- Relator(a)
- Liana Chaib
- Órgão julgador
- 2ª Turma
- Data do julgamento
- 05/06/2024
- Data de publicação
- 07/06/2024
TST – Agravo Interno 1000099-64.2020.5.02.0391, Rel. Liana Chaib, 2ª Turma, j. 05/06/2024, p. 07/06/2024
EMENTA: AGRAVO INTERNO. AGRAVO DE INSTRUMENTO. RECURSO DE REVISTA. INTERPOSIÇÃO SOB A ÉGIDE DA LEI Nº 13.467/2017. HORAS EXTRAS - ÔNUS DA PROVA - CARTÕES DE PONTO COM HORÁRIOS DE ENTRADA E SAÍDA UNIFORMES . A Corte Regional consignou, com fundamento na Súmula nº 338, item III, do TST, que o ônus da prova relativo às horas extras era da reclamada, tendo em vista a apresentação de controles de ponto com horários eminentemente uniformes. Registrou, ainda, a Corte Regional que " (...) as anotações dos controles de ponto destoam do depoimento da primeira reclamada, no sentido de que o reclamante trabalhava das 08:00 às 18:00 horas, de segunda a quinta-feira, e das 08:00 às 17:00 às sextas-feiras (ID. 864de98 - Pág. 2) ", bem como que os horários de trabalho não eram anotados corretamente, o que "(...) foi confirmado pela testemunha José Dantas Fonseca, trazida a juízo pelo reclamante (ID. 864de98 - Pág. 3).

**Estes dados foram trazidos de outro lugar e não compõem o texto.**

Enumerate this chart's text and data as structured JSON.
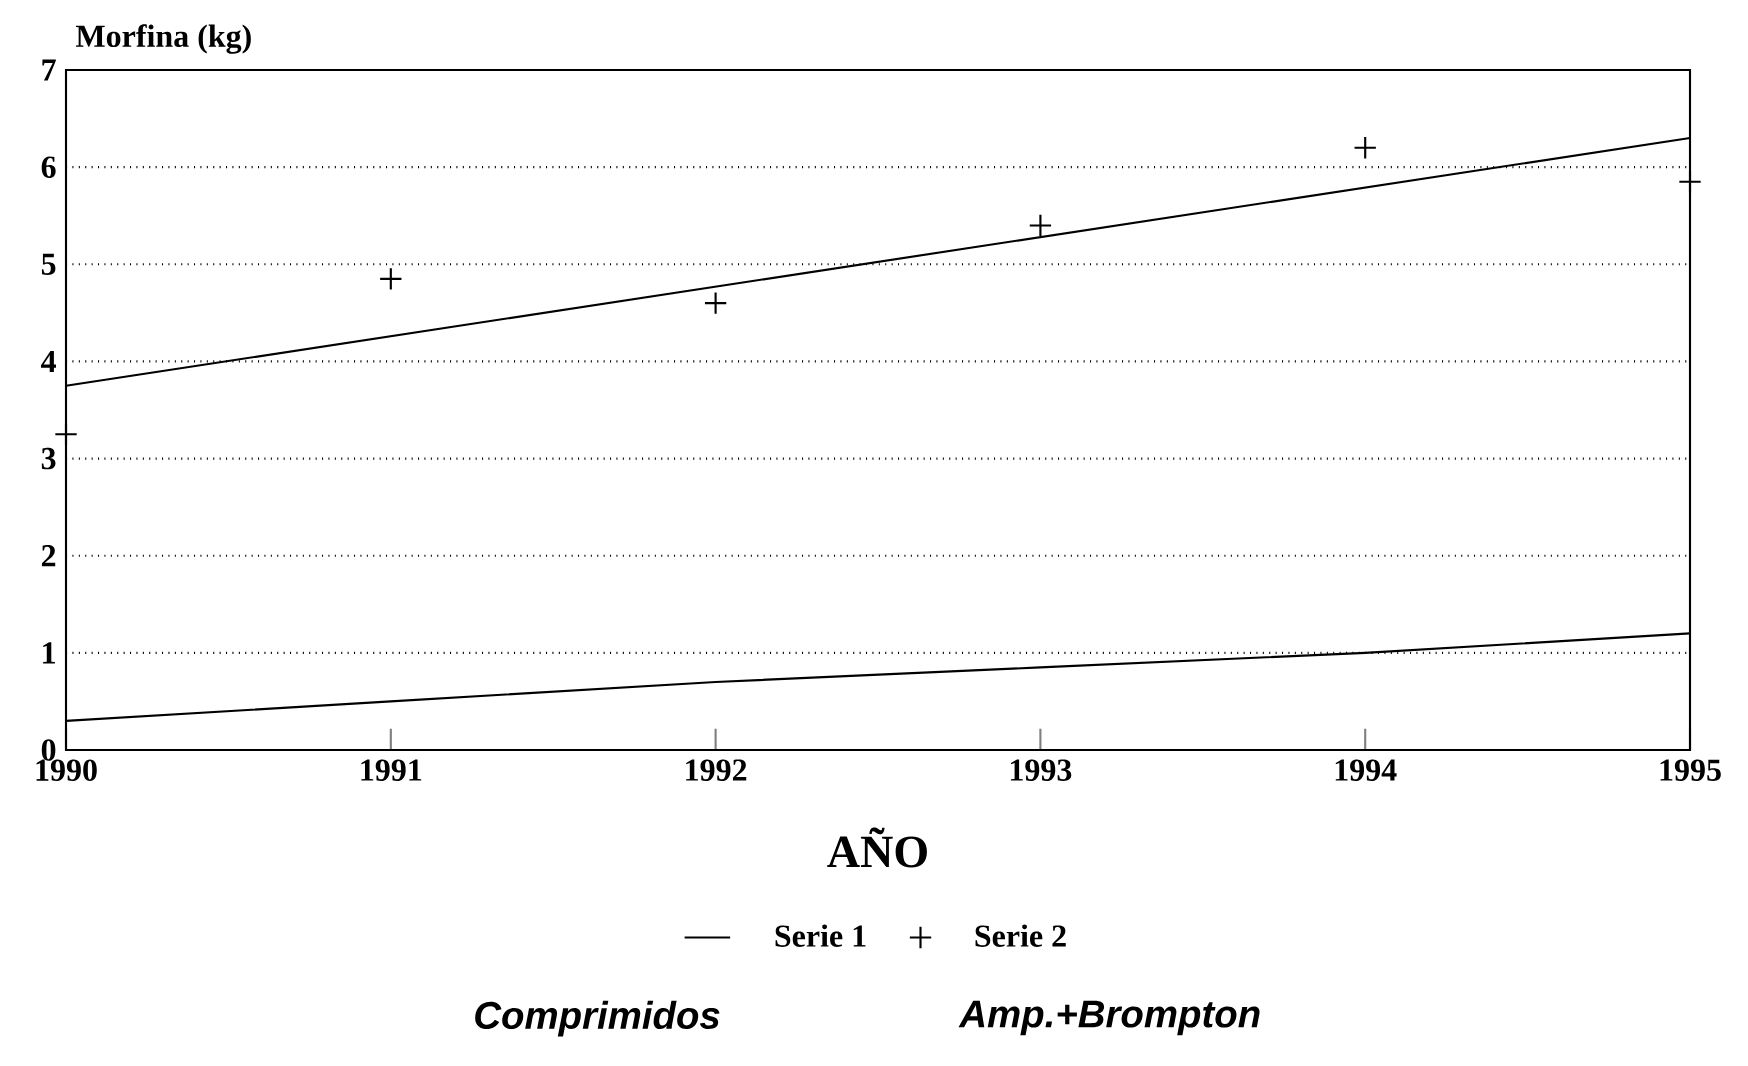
{
  "chart_data": {
    "type": "line",
    "ylabel": "Morfina (kg)",
    "xlabel": "AÑO",
    "xlim": [
      1990,
      1995
    ],
    "ylim": [
      0,
      7
    ],
    "xticks": [
      1990,
      1991,
      1992,
      1993,
      1994,
      1995
    ],
    "yticks": [
      0,
      1,
      2,
      3,
      4,
      5,
      6,
      7
    ],
    "grid": "y",
    "legend": "bottom",
    "annotations": [
      "Comprimidos",
      "Amp.+Brompton"
    ],
    "series": [
      {
        "name": "Serie 1",
        "color": "#000000",
        "marker": "none",
        "x": [
          1990,
          1991,
          1992,
          1993,
          1994,
          1995
        ],
        "values": [
          0.3,
          0.5,
          0.7,
          0.85,
          1.0,
          1.2
        ]
      },
      {
        "name": "Serie 2",
        "type": "scatter",
        "color": "#000000",
        "marker": "cross",
        "x": [
          1990,
          1991,
          1992,
          1993,
          1994,
          1995
        ],
        "values": [
          3.25,
          4.85,
          4.6,
          5.4,
          6.2,
          5.85
        ]
      },
      {
        "type": "line",
        "color": "#000000",
        "marker": "none",
        "x": [
          1990,
          1995
        ],
        "values": [
          3.75,
          6.3
        ]
      }
    ]
  }
}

Seu depoimento prevalece sobre aquele prestado pela testemunha da defesa, Wandych Junior Vilela, cuja afirmação de que o reclamante nunca fazia hora extra durante a semana contraria a alegação da própria empregadora, supratranscrita, bem como o registro de ponto sob ID. b8b8cd6 - Pág. 29" . Nesse passo, para se chegar à conclusão que quer a reclamada no sentido de que "(...) inexistiu comprovação da realização de horas extras, e o Reclamante não produziu qualquer prova do direito postulado" , necessário seria o reexame do conjunto fático-probatório dos autos, procedimento vedado em sede de recurso de revista pela Súmula nº 126 do TST. Registre-se, ainda, que, conforme o item III da Súmula nº 338 desta Corte Superior, os cartões de ponto com horários de entrada e saída uniformes são inválidos como meio de prova, invertendo-se o ônus da prova quanto às horas extras, que passa a ser do empregador. Assim, tendo a reclamada apresentado cartões de ponto com entrada e saída uniformes, cabia a ela - a reclamada - o ônus de demonstrar a regularidade no pagamento das horas extras, ônus do qual não conseguiu se desincumbir. Desse modo, estando a decisão recorrida em conformidade com o referido entendimento, adota-se o teor restritivo do artigo 896, § 7º, da CLT e da Súmula 333 do TST. Agravo interno a que se nega provimento . (Tribunal Superior do Trabalho (2ª Turma). Acórdão: 1000099-64.2020.5.02.0391. Relator(a): LIANA CHAIB. Data de julgamento: 05/06/2024. Juntado aos autos em 07/06/2024.)